The Notorious BIG to get the hologram treatment, and his mom’s delighted

He’s been dead nearly 20 years but the magic of one company’s holographic box of tricks means The Notorious B.I.G. will soon be on stage again rapping like he never went away.

Toronto-based ARHT Media, which claims to create “the world’s most believable human holograms,” this week announced it’s acquired the rights to the Brooklyn-born artist’s hologram, meaning it won’t be too long before Biggie becomes the latest deceased celebrity to reappear on a U.S. stage.

Representatives of the late rapper’s estate had been “looking all over the world for the right company” to do the hologram before settling with ARHT Media, Billboard reported Monday.

The plan for Biggie’s return will involve the use of the company’s “HumaGram” technology, which DT covered in a piece last October.

Essentially it creates a “digital human, being it living, deceased in this case, or even fictional,” ARHT Media boss Paul Duffy told Billboard.

Duffy said the company uses “sophisticated transmission technology for beaming these digital humans through the public Internet to literally any point on the planet. These digital humans can scale to any size of venue so it can be in a window display, your living room or it could be in a 50,000-seat arena for a real-time delivery and display of this human hologram.”

If Biggie fans turn out to be as excited as his mom about the prospect of the late artist – real name Christopher Wallace – hitting the stage again, then expect there to be plenty of interest in tickets for the show, though no date has yet been announced.

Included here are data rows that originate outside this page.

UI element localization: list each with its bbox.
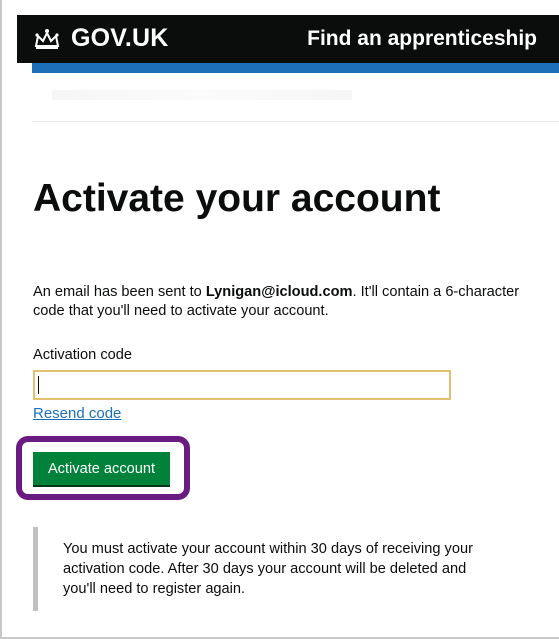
- crown-icon: [34, 28, 60, 49]
- page-title: Activate your account: [33, 177, 441, 220]
- resend-code-link[interactable]: Resend code: [33, 405, 121, 422]
- browser-viewport: GOV.UK Find an apprenticeship Activate y…: [0, 0, 559, 639]
- text-caret: [38, 376, 39, 394]
- email-address: Lynigan@icloud.com: [205, 284, 353, 300]
- header-blue-bar: [32, 63, 559, 73]
- inset-notice: You must activate your account within 30…: [33, 527, 503, 611]
- activation-code-label: Activation code: [33, 347, 132, 363]
- activate-account-button[interactable]: Activate account: [33, 452, 170, 485]
- govuk-logo-link[interactable]: GOV.UK: [33, 24, 169, 53]
- faint-banner-text: [52, 90, 352, 100]
- activation-code-input[interactable]: [33, 370, 451, 400]
- service-name-link[interactable]: Find an apprenticeship: [307, 27, 537, 51]
- phase-banner: [32, 84, 559, 122]
- intro-prefix: An email has been sent to: [33, 284, 206, 300]
- intro-paragraph: An email has been sent to Lynigan@icloud…: [33, 283, 533, 321]
- govuk-header: GOV.UK Find an apprenticeship: [17, 15, 559, 63]
- govuk-logo-text: GOV.UK: [71, 24, 169, 52]
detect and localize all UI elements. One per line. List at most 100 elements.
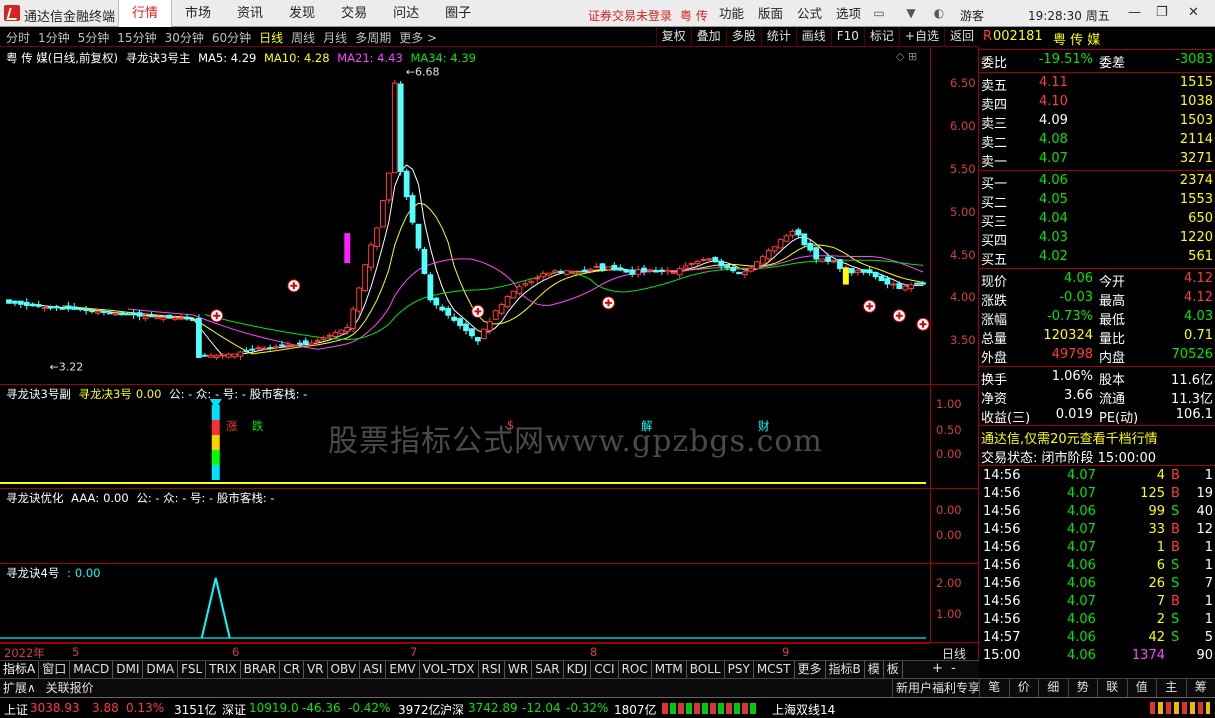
- candle[interactable]: [664, 266, 671, 276]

“This project has been a long-time coming, and it is very special to me,” Voletta Wallace told Billboard. “Words can’t even capture how elated I am for the world to finally see my son again on stage and beyond. Christopher’s impact and legacy will not only live through his past work, but also the new experiences which have been made possible through ARHT Media.”

Related: Julian Assange turns up at Nantucket – as a hologram

The idea of creating holographic versions of dead artists for “live” performances has been around a few years now. Established firm Hologram USA, for example, got Tupac rapping again back in 2012, while Michael Jackson turned up at the Billboard Music Awards in 2014. A Whitney Houston tour is also in the works for later this year.

Interestingly, it was the Tupac hologram four years ago that inspired Duffy to develop the technology behind his business. “I looked at that experience and thought – wow, that’s pretty compelling,” Duffy said in an interview last year.

Before The Notorious B.I.G.’s expected stage return, the rapper’s hologram will make its debut in a music video for the first single off Faith Evans’ (Biggie’s widow) forthcoming album, The King & I.